Treasury, Congress Review Donor Funds
April 9, 1998 | Read Time: 2 minutes
Foundation leaders met last week with government officials to talk about reining in tax-exempt funds set up by for-profit companies.
The foundation officials — led by John A. Edie, senior vice-president of the Council on Foundations in Washington — want Treasury officials and lawmakers to consider whether banks and investment companies should be allowed to operate charitable gift funds and under what circumstances. The foundation officials say the so-called commercially related donor-advised funds are operating without proper oversight and perhaps illegally.
The funds have been a subject of fierce debate within philanthropy since 1992, when Fidelity Investments, one of the nation’s largest mutual-fund companies, started a new service intended to make it easier for donors to give money to charity.
Fidelity and other businesses have set up gift funds much like the donor-advised funds that are offered by community foundations. The funds allow donors to put their money in special charitable accounts, take a tax deduction for their gifts, and then advise the company about which charities they would like to support. Fidelity officials have said such funds are a legitimate way to broaden the services that investment companies offer. Fidelity’s gift fund has $1.2-billion in assets.
Critics of the commercial funds charge that profit, not philanthropy, is the driving force behind the funds; that they give too much control to the donor; and that they are open to abuses, including situations in which donors could illegally profit from their own gifts.

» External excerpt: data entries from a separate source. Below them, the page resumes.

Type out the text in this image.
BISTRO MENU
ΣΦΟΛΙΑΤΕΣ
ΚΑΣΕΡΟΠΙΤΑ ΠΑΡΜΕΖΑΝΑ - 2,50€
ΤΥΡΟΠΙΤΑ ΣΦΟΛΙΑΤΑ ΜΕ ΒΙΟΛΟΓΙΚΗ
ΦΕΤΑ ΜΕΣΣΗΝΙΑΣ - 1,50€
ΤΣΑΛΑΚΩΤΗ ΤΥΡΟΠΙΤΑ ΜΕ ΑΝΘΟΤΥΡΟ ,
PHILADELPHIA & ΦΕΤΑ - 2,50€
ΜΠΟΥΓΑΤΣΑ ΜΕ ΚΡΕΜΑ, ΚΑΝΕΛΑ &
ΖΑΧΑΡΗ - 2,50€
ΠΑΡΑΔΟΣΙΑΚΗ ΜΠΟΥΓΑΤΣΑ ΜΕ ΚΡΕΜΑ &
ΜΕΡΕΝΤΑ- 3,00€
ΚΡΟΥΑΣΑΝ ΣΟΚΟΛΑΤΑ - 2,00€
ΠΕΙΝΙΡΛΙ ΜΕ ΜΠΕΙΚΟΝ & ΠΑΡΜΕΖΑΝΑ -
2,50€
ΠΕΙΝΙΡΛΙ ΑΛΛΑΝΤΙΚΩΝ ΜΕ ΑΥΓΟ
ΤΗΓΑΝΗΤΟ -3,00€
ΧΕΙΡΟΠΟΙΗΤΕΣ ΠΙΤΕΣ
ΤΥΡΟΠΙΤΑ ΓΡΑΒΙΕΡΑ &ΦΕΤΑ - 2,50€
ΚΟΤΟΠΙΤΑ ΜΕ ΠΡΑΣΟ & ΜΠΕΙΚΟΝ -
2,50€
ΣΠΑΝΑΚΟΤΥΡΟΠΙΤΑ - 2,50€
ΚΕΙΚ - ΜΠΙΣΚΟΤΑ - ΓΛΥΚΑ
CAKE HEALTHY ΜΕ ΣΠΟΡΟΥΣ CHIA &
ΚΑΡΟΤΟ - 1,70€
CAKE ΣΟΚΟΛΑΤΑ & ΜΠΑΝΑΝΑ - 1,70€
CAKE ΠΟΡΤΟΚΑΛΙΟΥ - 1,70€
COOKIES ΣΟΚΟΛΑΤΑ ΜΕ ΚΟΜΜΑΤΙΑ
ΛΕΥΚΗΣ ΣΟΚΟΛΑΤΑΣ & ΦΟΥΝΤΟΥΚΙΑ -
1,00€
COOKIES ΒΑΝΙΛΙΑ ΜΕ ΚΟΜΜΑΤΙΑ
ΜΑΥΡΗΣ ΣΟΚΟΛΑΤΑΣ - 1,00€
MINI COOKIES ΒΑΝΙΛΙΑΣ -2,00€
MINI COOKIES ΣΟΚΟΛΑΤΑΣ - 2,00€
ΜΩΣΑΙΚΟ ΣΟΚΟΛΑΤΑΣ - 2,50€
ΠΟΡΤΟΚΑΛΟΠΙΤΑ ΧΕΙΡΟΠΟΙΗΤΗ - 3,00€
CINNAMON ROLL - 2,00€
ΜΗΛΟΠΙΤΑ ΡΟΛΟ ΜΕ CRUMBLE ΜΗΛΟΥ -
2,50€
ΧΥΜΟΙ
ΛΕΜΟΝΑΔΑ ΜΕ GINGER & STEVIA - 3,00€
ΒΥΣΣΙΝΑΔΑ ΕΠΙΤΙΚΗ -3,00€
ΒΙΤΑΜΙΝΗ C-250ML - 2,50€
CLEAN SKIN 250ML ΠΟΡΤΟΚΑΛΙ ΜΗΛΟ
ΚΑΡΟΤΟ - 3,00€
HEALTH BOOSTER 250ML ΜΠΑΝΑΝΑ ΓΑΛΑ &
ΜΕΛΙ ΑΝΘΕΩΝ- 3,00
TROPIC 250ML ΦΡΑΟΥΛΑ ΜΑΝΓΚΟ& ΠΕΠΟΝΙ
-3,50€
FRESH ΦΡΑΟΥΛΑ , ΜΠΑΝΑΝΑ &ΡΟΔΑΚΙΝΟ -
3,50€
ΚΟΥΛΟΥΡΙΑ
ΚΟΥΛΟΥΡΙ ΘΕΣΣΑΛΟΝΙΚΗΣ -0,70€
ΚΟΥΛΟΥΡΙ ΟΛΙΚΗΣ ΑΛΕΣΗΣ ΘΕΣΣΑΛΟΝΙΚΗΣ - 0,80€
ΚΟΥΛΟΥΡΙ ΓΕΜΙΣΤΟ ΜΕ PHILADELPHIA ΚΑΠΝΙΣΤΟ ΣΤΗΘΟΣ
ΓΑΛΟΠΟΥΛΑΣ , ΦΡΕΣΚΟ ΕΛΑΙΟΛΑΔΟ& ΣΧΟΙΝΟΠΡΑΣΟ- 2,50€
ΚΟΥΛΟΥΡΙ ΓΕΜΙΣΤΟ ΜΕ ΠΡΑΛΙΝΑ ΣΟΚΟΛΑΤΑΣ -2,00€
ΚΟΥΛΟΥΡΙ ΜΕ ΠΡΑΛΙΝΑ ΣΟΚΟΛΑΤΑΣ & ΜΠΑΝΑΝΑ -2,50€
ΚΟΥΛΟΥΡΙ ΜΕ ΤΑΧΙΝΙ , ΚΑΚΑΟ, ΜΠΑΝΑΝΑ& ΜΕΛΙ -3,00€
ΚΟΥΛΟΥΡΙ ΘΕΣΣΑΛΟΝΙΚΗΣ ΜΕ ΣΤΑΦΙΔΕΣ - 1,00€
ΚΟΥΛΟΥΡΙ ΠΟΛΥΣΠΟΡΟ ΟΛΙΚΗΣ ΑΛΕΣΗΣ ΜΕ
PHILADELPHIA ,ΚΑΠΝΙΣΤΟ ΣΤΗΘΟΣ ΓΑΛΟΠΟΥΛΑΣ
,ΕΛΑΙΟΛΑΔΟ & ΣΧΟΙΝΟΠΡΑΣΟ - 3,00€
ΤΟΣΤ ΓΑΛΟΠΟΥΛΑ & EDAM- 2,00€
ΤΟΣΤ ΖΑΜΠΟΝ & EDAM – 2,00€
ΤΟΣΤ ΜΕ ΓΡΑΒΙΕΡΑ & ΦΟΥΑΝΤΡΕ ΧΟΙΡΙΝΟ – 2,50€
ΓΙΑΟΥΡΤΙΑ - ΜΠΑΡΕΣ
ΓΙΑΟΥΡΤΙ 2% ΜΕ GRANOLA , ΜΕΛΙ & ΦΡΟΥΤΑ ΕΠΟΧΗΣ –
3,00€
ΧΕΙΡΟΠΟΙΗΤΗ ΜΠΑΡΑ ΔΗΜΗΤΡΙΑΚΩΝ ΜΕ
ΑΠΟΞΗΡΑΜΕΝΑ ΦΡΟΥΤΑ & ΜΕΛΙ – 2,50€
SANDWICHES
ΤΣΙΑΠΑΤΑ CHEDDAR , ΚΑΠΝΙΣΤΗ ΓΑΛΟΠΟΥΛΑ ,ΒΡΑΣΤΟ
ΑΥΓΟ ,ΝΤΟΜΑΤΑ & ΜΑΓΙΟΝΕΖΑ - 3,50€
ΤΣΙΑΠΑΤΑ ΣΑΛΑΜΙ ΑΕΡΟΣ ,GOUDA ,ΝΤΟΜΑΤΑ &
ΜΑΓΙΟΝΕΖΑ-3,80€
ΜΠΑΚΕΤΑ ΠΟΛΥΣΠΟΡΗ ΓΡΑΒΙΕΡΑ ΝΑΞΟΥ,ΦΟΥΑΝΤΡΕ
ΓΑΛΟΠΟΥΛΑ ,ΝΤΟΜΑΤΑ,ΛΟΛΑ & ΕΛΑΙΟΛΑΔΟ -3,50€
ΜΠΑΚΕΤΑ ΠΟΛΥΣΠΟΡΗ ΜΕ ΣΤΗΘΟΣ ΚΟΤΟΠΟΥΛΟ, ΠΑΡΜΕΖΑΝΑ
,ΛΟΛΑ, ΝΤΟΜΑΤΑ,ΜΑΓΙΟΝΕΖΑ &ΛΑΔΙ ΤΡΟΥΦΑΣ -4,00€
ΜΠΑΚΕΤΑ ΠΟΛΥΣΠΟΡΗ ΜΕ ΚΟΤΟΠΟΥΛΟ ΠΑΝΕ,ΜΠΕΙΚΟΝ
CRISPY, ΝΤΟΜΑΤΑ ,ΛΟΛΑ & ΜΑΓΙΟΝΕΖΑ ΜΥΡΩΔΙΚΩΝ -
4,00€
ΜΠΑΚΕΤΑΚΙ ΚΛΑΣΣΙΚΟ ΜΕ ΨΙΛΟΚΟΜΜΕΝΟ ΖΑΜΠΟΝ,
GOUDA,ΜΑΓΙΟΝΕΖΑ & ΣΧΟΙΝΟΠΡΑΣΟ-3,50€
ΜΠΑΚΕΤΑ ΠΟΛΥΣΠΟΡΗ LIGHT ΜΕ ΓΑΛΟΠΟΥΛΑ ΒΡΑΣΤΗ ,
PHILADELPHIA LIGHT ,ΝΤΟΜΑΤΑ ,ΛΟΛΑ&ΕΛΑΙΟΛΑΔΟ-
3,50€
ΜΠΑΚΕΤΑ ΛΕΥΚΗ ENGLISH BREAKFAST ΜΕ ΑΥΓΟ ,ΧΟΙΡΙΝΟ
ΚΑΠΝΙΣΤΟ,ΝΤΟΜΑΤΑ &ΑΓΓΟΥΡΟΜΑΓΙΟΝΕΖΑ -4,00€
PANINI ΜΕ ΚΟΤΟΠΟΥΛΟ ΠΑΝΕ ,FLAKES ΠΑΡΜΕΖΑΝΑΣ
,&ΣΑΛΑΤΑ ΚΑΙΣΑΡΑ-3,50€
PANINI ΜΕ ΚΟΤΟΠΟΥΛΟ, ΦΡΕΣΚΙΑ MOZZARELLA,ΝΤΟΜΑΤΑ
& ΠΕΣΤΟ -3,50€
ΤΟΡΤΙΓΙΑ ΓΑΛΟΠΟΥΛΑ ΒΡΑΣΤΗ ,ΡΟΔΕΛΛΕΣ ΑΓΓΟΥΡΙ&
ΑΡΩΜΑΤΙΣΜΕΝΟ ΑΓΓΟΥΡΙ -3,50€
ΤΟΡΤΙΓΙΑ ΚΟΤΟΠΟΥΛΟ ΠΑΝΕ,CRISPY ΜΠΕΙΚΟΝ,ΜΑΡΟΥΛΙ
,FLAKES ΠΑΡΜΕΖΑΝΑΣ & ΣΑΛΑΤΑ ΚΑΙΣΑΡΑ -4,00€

The council’s Mr. Edie said that last week’s meetings — first with a Treasury official and then with an aide to a Congressional tax committee — were intended to explore regulatory and legislative ways to clamp down on commercial entities that set up donor funds.
Among other things, the foundation leaders offered draft legislation that would clarify when a commercially related fund should be considered a private foundation, not a charity. Foundations are subject to stricter grant-making rules and offer less-generous tax exemptions to donors than charities.
Mr. Edie called the meetings — the third such meeting with the Treasury Department since 1992 — “exploratory” and said that no further action was planned.
Treasury and Congressional officials declined to comment.